502
tahun sudah reformasi gereja sejak 31 Oktober 1517 saat Martin Luther memaku 95
dalil berisi kritik terhadap otoritas Katolik pada pintu gereja di Wittenberg.
Itu artinya jemaat gereja telah 502 kali diingatkan akan perubahan-perubahan
yang terjadi di tubuh gereja untuk mereformasi tatanan gereja manjadi lebih
baik. Visi revolusioner dan sikap kritis inilah yang ingin ditumbuhkan pada
jemaat saat itu ketika gereja memperjualbelikan surga untuk menutupi utang dan menambah
pundi-pundi untuk pembangunan Basilika.
Sejarah
reformasi gereja harus dipahami dengan mengingat makna awal gereja. Ekklesia
(gereja) artinya dipanggil dari, gereja harus menjadi penyelamat jiwa-jiwa untuk
diangkat dan diselamatkan dari tantangan dunia saat ini lewat pemenuhan Tri
Tugas Panggilan dengan konsep melayani Tuhan dan sesama umat manusia sebagaimana
pemaknaan bentuk vertikal dan horizontal salib. Bagaimana gereja masa kini
mengaplikasikan ajaran reformasi Calvin–Luther serta perkembangannya khususnya di Bengkulu? Inilah
topik diskusi Multiplikasi Stube-HEMAT di Bengkulu bersama pemuda mahasiswa bersama
Jonny Simamora, akademisi Universitas Bengkulu dan salah satu penatua Gereja
aliran Lutheran yaitu Huria Kristen Batak Protestan (HKBP) Jitra, Bengkulu.

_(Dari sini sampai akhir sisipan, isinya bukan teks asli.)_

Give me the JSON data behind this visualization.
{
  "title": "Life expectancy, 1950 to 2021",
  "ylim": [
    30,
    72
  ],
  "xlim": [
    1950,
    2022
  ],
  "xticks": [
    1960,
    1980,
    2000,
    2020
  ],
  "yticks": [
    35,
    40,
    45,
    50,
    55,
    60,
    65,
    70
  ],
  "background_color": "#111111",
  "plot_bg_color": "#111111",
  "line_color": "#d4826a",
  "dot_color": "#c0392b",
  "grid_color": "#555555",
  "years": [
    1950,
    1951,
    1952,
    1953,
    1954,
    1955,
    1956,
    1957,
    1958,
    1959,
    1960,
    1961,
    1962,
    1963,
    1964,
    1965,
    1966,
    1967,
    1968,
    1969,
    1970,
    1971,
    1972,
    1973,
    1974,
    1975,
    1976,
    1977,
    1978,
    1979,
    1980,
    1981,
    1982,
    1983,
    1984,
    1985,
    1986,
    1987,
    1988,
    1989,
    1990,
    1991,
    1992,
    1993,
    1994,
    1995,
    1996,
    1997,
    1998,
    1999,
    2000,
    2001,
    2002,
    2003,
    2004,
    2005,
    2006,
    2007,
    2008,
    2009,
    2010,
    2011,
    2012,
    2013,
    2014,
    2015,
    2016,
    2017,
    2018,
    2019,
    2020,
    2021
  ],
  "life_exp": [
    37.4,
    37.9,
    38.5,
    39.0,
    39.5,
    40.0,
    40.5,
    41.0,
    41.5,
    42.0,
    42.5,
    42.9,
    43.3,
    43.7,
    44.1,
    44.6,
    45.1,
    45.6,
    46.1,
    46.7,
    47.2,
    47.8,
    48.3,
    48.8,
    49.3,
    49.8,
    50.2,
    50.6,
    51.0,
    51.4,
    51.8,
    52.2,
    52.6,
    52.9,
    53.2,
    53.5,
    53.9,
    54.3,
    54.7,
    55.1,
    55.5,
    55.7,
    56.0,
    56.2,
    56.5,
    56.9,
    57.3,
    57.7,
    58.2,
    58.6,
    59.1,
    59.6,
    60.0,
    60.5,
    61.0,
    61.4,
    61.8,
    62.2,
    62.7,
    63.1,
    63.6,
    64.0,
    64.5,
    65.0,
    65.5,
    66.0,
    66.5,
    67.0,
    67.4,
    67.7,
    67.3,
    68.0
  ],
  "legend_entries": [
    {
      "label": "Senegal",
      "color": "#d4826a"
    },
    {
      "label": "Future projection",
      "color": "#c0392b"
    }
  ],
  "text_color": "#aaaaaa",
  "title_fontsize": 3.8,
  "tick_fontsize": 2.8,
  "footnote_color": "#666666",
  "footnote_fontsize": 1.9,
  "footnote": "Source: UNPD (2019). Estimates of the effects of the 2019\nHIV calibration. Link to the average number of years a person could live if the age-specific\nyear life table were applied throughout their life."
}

Selain itu Jonny juga ikut membidani lahirnya BKSAG (Badan Kerja Sama Antar
Gereja) Bengkulu.
Bertempat
di kediaman Jonny Simamora pada minggu (27/10/19) pukul 20.00 WIB, diskusi
dimulai dengan perkenalan Stube-HEMAT oleh Yohanes Dian Alpasa, S.Si, selaku Multiplikator
Stube HEMAT di Bengkulu. Sebagai lembaga yang didukung oleh gereja-gereja
Lutheran di Jerman, reformasi gereja penting dipahami oleh para aktivis Stube-HEMAT.
Selanjutnya Jonny Simamora memulai percakapan diskusi. Menetap 36 tahun di
Bengkulu, Jonny sudah 16 tahun menjadi penatua di HKBP yakni sejak tahun 2013. Sejarah
gereja di Bengkulu dimulai tahun 1956 dengan nama Gereja Oikumene. Menurut
Jonny, perkembangan gereja di Bengkulu termasuk cepat, dibuktikan dengan sudah
banyak gereja berdiri secara khusus di daerah Bengkulu Utara dan Seluma. Namun
saat berbicara reformasi, pesatnya pembangunan gereja tidak diikuti dengan
perkembangan iman petinggi gereja dan jemaat. Ada 2 poin penting yang melandasi
pernyataan ini, yakni: 1) Gereja masih berkutat pada mamon; dan 2) Gereja masih
bersifat pragmatis dengan relasi kekuasaan. Dua poin itulah yang menjadi
tantangan paling berat gereja.
Terbukti adanya gereja
yang pecah dan saling mengagungkan nama organisasi gerejanya bahkan pecah
karena uang. Praktik uang di dalam gereja yang ditentang oleh Martin Luther zaman
itu masih terjadi di gereja saat ini. Bahkan relasi beberapa gereja di Bengkulu
dirasa kurang harmonis.
Sebagai refleksi 502
tahun reformasi, gereja harus selalu terreformasi, Ecclesia semper reformanda est,
gereja harus terus menguji dirinya sendiri untuk mengutamakan kemurnian doktrin
dan praktiknya. Gereja harus menjadi garam dan terang (Matius 5:13-14). Gereja
yang hidup adalah gereja yang melayani, meninggalkan sifat-sifat egonya, dan menghadirkan
shalom Allah. Itulah sejatinya gereja.
Kiffli Simanulang,
salah satu peserta diskusi mengungkapkan, “Saya merasa bersyukur, bisa belajar
dan kembali disegarkan mengenai reformasi gereja, hal baru bagi saya. Saya juga
jadi tahu perkembangan dan relasi gereja di Bengkulu.” Kiffli juga mengapresiasi
kehadiran Stube Hemat di Bengkulu karena Stube benar-benar melakukan
pendampingan dalam pengembangan pemuda dan mahasiswa. Sudah 3 kali dia
mengikuti diskusi di Stube dan selalu mendapat wacana baru yang bermutu, tidak
hanya sekedar seremonial belaka. Semoga anak muda menjadi ecclesia muda yang
kritis dan dinamis menghadirkan shalom Allah. (YM).